Gente! É oficial! Acho que agora não tem mais volta… eu peguei a Baby Fever! Explico…

Baby fever (febre de bebê – minha tradução) é uma expressão que os americanos usam para o sentimento – meio doido – de pessoas que ficam NEURÓTICAS por bebês.

Eu sempre gostei de bebês, mas, convenhamos, só pessoas problemáticas não gostam. Apesar de feminista, quero dizer, não acho que toda mulher nasceu para a maternidade, não acho que todas devem querer ser mães e, sinceramente, acho a maternidade superestimada. Apesar disso, pessoalmente sempre quis ser mãe, desde menina minha brincadeira favorita era ser mamãe das minhas dezenas de bonecas. Acredito que isso seja uma característica minha, como indivíduo e não inerente à todas as mulheres. Enfim. Acontece que de um tempo pra cá eu estou alucinada, neurótica, louca por bebês e pela maternidade. Só penso nisso. Só vejo vídeos disso. Só leio sobre isso.
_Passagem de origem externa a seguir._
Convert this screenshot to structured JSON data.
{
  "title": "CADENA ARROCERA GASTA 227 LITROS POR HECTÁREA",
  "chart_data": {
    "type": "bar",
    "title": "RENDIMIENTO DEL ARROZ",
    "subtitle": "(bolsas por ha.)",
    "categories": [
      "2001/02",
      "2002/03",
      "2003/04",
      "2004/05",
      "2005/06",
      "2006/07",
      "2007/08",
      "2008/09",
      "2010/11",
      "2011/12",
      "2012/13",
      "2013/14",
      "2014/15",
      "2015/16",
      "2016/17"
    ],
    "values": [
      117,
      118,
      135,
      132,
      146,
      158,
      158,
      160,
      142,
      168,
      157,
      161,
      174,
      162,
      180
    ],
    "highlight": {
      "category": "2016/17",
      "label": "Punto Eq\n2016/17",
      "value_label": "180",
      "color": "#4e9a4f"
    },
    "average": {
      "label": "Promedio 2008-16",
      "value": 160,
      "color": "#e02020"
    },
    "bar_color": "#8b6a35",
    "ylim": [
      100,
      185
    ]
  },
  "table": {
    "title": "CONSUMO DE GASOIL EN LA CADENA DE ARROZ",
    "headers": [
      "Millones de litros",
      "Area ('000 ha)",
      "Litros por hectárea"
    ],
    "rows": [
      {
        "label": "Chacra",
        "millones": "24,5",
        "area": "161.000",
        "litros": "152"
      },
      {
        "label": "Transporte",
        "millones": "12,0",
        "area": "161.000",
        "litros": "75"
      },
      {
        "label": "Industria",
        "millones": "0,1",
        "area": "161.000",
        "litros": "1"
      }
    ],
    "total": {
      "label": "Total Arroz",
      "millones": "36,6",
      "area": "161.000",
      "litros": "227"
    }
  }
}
E só escrevo sobre isso.

O problema: À princípio meu perfil (do cadastro) nem seria necessariamente para um bebê. Mas agora estou sentindo essa necessidade. Vou fazer a louca, depois de tudo que já estudei sobre o processo de adoção, e colocar: Idade: Até 1 ano. Eu sei, meninas. Quanto mais eu restringir a idade, maior o tempo de espera. Vou ficar eternamente nesta fila! E quanto maior a demora, maior vai ficando a neurose e a ansiedade.

Falando sério, racionalmente eu sei que a idade não faz assim tanta diferença, afinal, o que são os primeiros anos se comparados ao resto da vida que passaremos com nossos filhos? Mas eu e meu marido somos um casal jovem e acho que nos sairemos melhor com uma criança menorzinha que vá nos ensinando a ser pais ao longo do caminho.

É isso! Obrigada por me “ouvirem” mais uma vez! Comentários são bem vindos!

Vou ficar aqui tentando manter esse febre sob controle.

Beijos adotivos.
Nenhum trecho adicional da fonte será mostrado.